Does there exist a noncontractible manifold whose integer reduced homology is zero? It is clear that, due to the Poincaré duality, this manifold is non-compact. Also, its fundamental group is nontrivial (otherwise it would be contractible by Whitehead's homology theorem).
Maybe a Poincaré homology sphere without a point will do? It is non-compact, so its $H_3$ is trivial. The fundamental group has not changed from cutting out the point, so $H_1$ too. What about $H_2$?
Best Answer
Let $M$ be a closed manifold of dimension $n\ge1$. Choose a point $p\in U\subseteq M$, where $(\overline{U},U)\cong(D^n,B^n)$. Consider the open cover $M=M\setminus\{p\}\cup U$, where $M\setminus\{p\}\cap U=U\setminus\{p\}\simeq S^{n-1}$. The reduced M-V-sequence of this open cover immediately implies that the map $\tilde{H}_k(M\setminus\{p\})\rightarrow\tilde{H}_k(M)$ induced by the inclusion is an isomorphism if $k\neq n-1,n$. As you've noted, $M\setminus\{p\}$ is non-compact (here, we use that $M$ is not zero-dimensional), so $\tilde{H}_n(M\setminus\{p\})=0$. The critical part of this sequence reads $$0=\tilde{H}_n(M\setminus\{p\})\rightarrow\tilde{H}_n(M)\rightarrow\tilde{H}_{n-1}(S^{n-1})\rightarrow\tilde{H}_{n-1}(M\setminus\{p\})\rightarrow\tilde{H}_{n-1}(M)\rightarrow\tilde{H}_{n-2}(S^{n-1})=0.$$ I claim that if $M$ is orientable, the map $\tilde{H}_n(M)\rightarrow\tilde{H}_{n-1}(S^{n-1})$ is an isomorphism. From that, it follows that $\tilde{H}_{n-1}(M\setminus\{p\})\rightarrow\tilde{H}_{n-1}(M)$ is an isomorphism also.
To see this, consider the quotient $M/(M\setminus U)\cong S^n$ (here, we use that $(\overline{U},U)\cong(D^n,B^n)$ in full strength). The quotient map $M\rightarrow M/(M\setminus U)$ takes our open cover of $M$ to the standard cover of a sphere by the complements of two respective points (the points being $p$ and $\partial U/\partial U$). It induces an isomorphism on $\tilde{H}_n$ (the induced map is the composite of the isomorphism $\tilde{H}_n(M)\rightarrow H_n(M,M\setminus U)$, from the general theory of top homology, and the isomorphism $H_n(M,M\setminus U)\rightarrow H_n(M/(M\setminus U),(M\setminus U)/(M\setminus U))\cong\tilde{H}_n(M/(M\setminus U))$, from excision) and the boundary map of the M-V-sequence of the sphere is known to be an isomorphism, so by naturality the boundary map $\tilde{H}_n(M)\rightarrow\tilde{H}_{n-1}(S^{n-1})$ of our original M-V-sequence is an isomorphism as well.
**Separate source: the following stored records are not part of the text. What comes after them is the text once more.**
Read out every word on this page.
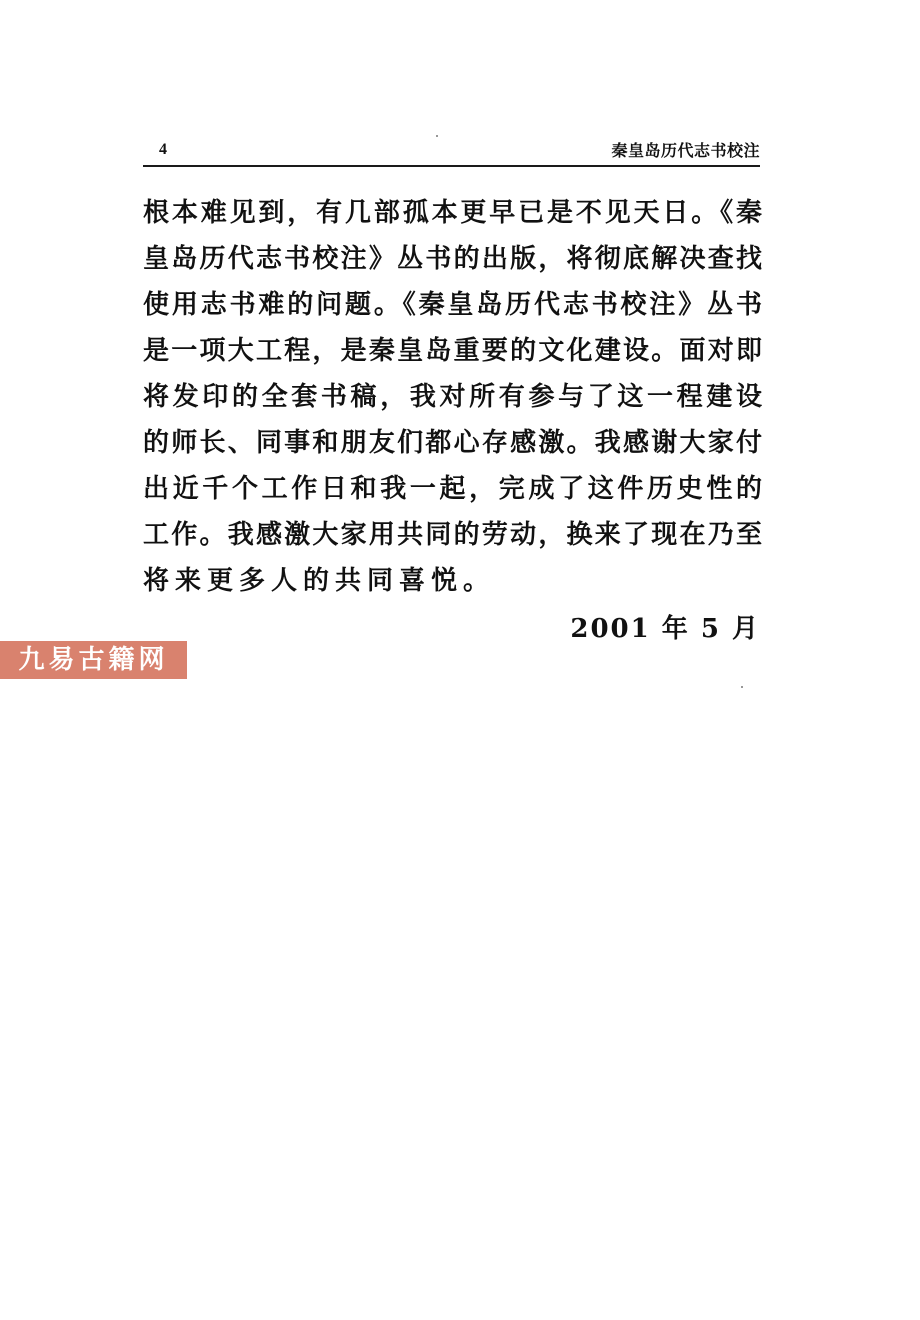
4	秦皇岛历代志书校注
根本难见到，有几部孤本更早已是不见天日。《秦
皇岛历代志书校注》丛书的出版，将彻底解决查找
使用志书难的问题。《秦皇岛历代志书校注》丛书
是一项大工程，是秦皇岛重要的文化建设。面对即
将发印的全套书稿，我对所有参与了这一程建设
的师长、同事和朋友们都心存感激。我感谢大家付
出近千个工作日和我一起，完成了这件历史性的
工作。我感激大家用共同的劳动，换来了现在乃至
将来更多人的共同喜悦。
2001 年 5 月
九易古籍网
(If $M$ is triangulable, here's an argument with more geometric flavor: the simplices of a triangulation with appropriate signs give a chain that represents a generator of $\tilde{H}_n(M)$. Assume WLOG that $p$ is an interior point of one (and necessarily only one) simplex of the triangulation and that this simplex is contained in $U$ (subdivide if necessary). The boundary map of the M-V-sequence then maps the fundamental class to the homology class represented by the boundary of that simplex, which is a generator of $\tilde{H}_{n-1}(S^{n-1})$.)
Furthermore, if $n\ge2$, the inclusion induces a surjection $\pi_1(M\setminus\{p\})\rightarrow\pi_1(M)$ (basepoints implicit) by the Seifert-van-Kampen theorem (applied to the same open cover $M=M\setminus\{p\}\cup U$; we need $n\ge2$ so that the intersection $M\setminus\{p\}\cap U=U\setminus\{p\}\simeq S^{n-1}$ is connected).
In total, if $M$ is a homology sphere, which is not a sphere, it has dmiension $n=\dim(M)\ge2$ by classification, is compact since it has non-vanishing top homology and is orientable, since $H_1(M)=0$ implies that the orientation character is trivial. Thus, $\tilde{H}_k(M\setminus\{p\})=\tilde{H}_k(M)=0$ for $k=0,\dotsc,n-1$ by the preceeding discussion and $\tilde{H}_k(M\setminus\{p\})=0$ for $k\ge n$ by general theory, so $M\setminus\{p\}$ is acyclic. Furthermore, $\pi_1(M)\neq1$ (otherwise $M$ would be a sphere), so $\pi_1(M\setminus\{p\})\neq1$, since it surjects onto $\pi_1(M)$. It follows that $M\setminus\{p\}$ is not contractible.